Je le veux bien , mais faites-moi cette déclaration par écrit, avec engagement au bas , de me payer cette somme en argent ou en nature huit jours après notre arrivée. Son affaire de St.-Quentin , commençait à transpirer , et j’avais peur que l’Ambassadeur de France , ne le fit arrêter comme meurtrier.

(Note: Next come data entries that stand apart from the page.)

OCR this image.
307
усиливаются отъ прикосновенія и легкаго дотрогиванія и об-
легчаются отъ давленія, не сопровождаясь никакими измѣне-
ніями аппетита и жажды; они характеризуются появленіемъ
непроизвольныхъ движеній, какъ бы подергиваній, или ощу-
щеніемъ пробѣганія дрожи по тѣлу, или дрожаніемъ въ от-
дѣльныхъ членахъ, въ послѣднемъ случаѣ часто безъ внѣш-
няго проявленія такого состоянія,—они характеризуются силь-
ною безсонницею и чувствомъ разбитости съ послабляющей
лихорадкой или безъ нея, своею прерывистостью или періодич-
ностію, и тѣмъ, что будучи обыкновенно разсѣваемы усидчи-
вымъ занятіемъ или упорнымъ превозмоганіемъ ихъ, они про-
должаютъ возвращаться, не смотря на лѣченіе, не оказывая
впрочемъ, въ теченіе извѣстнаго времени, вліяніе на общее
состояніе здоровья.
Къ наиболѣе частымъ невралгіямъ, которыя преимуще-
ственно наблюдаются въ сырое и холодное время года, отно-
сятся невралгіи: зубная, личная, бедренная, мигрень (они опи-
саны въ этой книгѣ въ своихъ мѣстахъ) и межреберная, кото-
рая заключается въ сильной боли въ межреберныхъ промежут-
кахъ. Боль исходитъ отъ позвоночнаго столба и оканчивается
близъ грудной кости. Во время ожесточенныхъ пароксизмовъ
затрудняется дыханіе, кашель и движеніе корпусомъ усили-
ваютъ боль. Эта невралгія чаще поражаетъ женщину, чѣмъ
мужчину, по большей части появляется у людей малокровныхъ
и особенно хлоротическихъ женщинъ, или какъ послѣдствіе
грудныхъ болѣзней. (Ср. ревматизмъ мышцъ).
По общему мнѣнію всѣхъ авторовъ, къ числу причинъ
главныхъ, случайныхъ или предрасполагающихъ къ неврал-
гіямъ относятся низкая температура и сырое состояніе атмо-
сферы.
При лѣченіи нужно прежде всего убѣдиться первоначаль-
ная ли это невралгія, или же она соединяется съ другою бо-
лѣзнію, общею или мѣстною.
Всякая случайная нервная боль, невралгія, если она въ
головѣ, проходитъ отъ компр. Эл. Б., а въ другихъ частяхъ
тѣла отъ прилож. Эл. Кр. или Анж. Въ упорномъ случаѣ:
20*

Je lui fais rendre la liberté , et il passe pour mon domestique jusqu’à ce qu’il soit en sûreté .
Nous arrivons à Londres, le nommé Stèele son soutien, tenait réellement les marchandises promises ; l’ayant pris au dépourvu , il ratifia l’engagement de Richard Behan, me fait un billet de 24 000 francs à deux mois d’échéance , et me donne une délégation pour le reste sur Dublin, je connaissais ce Stèele , c’était un homme d’éducation, de bonne tournure , bien allié, mais un fripon , et je n’avais pas le moindre soupçon de sa mauvaise foi . Son projet était de ruiner les manufacturiers de St ;-Quentin, de réaliser une grande fortune , d’aller aux Indes , d’amener avec lui Richard Béhan, ( qui selon toutes les apparences , était son bâtard ) et d’y vivre splendidement.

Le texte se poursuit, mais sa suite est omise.